Jerusalem's Future Not Found in Ballots

Tuesday's municipal elections point up the split between Arab and Israeli electorates.

Tuesday was election day, but East Jerusalem looked like a ghost town. Stores were shuttered, streets were deserted, and most of the people at polling stations were either voting monitors or Israeli police officers.

And, most important, there were activists from Fatah, the mainstream faction of Yasser Arafat's Palestine Liberation Organization (PLO). Six of them were arrested for trying to prevent people from entering polling stations or trying to enforce the Palestinian-called strike on the few establishments that remained open.

In most places where there is a disenfranchised minority, the community's leaders usually work doubly hard just to get out the vote. But in Jerusalem, a third of whose residents are Arab, the message was precisely the opposite. Don't vote in elections for the Jerusalem city council, mainstream Palestinian leaders told the approximately 118,000 eligible Arab voters in Jerusalem, issuing the same prohibition they have for the past three decades.

To vote, says the PLO, would legitimize Israeli control over Jerusalem's eastern, Arab half, which Israel took over in 1967.

This year, the question took on added significance because the battle for Jerusalem is on. With Israeli Prime Minister Benjamin Netanyahu's Cabinet set to vote on ratification of the Wye accord late yesterday, Israel and the Palestinians are moving closer to addressing the issue of Jerusalem in "final status" talks.

Such negotiations are supposed to deal with six key remaining issues in the peace process, but Jerusalem promises to be the most intractable of all to solve.

Now more than ever, the PLO has been concerned that any significant voter turnout in Jerusalem could damage its position, which argues that all Arabs who live in the eastern half of Jerusalem should eventually be part of the Palestinian capital they hope to establish.

Israel, for its part, has also been trying to ensure its command over Jerusalem ahead of the final-status talks. Concerned about the ratio of Arabs to Jews in the city, which seems to be ever tilting toward the Palestinians due to high birth rates, the Jerusalem municipality has been severely limiting construction in Arab neighborhoods while building rapidly in Jewish ones.

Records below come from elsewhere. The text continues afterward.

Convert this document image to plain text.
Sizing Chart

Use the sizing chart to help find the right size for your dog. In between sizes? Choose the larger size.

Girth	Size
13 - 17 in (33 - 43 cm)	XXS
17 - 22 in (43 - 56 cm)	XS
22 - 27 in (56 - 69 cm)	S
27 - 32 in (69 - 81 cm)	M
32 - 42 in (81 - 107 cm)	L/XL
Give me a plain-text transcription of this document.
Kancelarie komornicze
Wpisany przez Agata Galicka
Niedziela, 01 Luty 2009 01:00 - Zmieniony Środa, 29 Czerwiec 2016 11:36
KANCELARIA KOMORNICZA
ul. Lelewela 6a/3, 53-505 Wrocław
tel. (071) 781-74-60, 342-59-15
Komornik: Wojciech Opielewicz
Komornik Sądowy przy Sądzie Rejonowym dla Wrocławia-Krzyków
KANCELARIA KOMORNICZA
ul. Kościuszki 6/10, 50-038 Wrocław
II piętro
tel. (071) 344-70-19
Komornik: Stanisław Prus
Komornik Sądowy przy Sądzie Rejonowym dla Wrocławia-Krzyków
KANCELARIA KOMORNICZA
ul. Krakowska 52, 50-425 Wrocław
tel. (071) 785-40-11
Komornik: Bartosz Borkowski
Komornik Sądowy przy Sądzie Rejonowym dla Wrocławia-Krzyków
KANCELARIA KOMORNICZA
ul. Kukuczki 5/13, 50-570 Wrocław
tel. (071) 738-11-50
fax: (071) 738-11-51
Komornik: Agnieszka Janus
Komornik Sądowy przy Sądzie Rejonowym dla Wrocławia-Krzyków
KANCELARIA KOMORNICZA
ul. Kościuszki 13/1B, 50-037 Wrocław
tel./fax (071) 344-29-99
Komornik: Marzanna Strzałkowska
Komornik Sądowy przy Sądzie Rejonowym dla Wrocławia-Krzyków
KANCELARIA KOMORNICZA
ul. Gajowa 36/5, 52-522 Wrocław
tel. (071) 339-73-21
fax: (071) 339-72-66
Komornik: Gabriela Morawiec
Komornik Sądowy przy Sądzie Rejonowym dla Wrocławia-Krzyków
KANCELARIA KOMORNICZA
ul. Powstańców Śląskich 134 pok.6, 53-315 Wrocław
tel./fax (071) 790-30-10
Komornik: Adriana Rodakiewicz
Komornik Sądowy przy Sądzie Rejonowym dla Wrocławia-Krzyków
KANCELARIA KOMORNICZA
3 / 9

Right-wing mayor Ehud Olmert, who was reelected by a landslide in the elections, has also been blamed for a program confiscating the Israeli-issued identity cards of Arab residents of East Jerusalem - a way to push the demographic balance back in Israel's favor by forcing Palestinians to move out of Jerusalem to the West Bank.

Those were some of the issues that spurred Moussa Alayan to join the race for city council. But primarily, the first Palestinian candidate ever to run for city council decided that the PLO boycott of Jerusalem elections was less important than regular garbage pickup.

"The political situation should be separate from the social and economic situation," says Mr. Alayan before the election. "We suffer from a lot of discrimination from the city, and if there is even one Arab voice on council, it will change the whole picture."

Virtually no one disputes that Jerusalem's scruffy Arab neighborhoods are neglected compared with Jewish ones. Public schools in the east are overcrowded and underfunded, garbage pickup is sporadic, and many roads are even unpaved. But PLO officials say none of those problems can be disconnected from the larger picture.

"Our problem is not services from the municipality. Our problem is a political problem," says Hatem Abdel Qader, a Jerusalemite member of the Palestinian Legislative Council and a critic of Alayan's election bid.

In the end, exit polls showed voter turnout among Arab Jerusalemites was the lowest it has been in many years. According to initial counts, Alayan had picked up about 1.8 percent of the vote, short of the 3 percent he would have needed to gain a seat.

Voter turnout was also low among secular residents of Jerusalem, who are waging their own, internal struggle against control of the city by ultra-Orthodox Jews. While only 40 percent of nonreligious Jews voted, more than 80 percent of the Orthodox Jewish sector did. As a result, religious Jewish parties now control a full half of council seats, compared with about one-third from the last election.

That raised new fears among many secular Israelis that Jerusalem could become a fundamentalist city, where religious law, like prohibition of work on the Sabbath, would dominate life for all.

"I'm very upset," said Rima Gelman, an Israeli woman as she shopped in downtown Jerusalem. "If it keeps up this way, I'll move to Italy. I'm in the minority."

Nationwide, much of the voting in mayoral and municipal elections showed an increasing fragmentation of Israeli society along ethnic and religious lines. Parties representing Russian Jews as well as religious Jews originally from Middle Eastern countries posted major gains.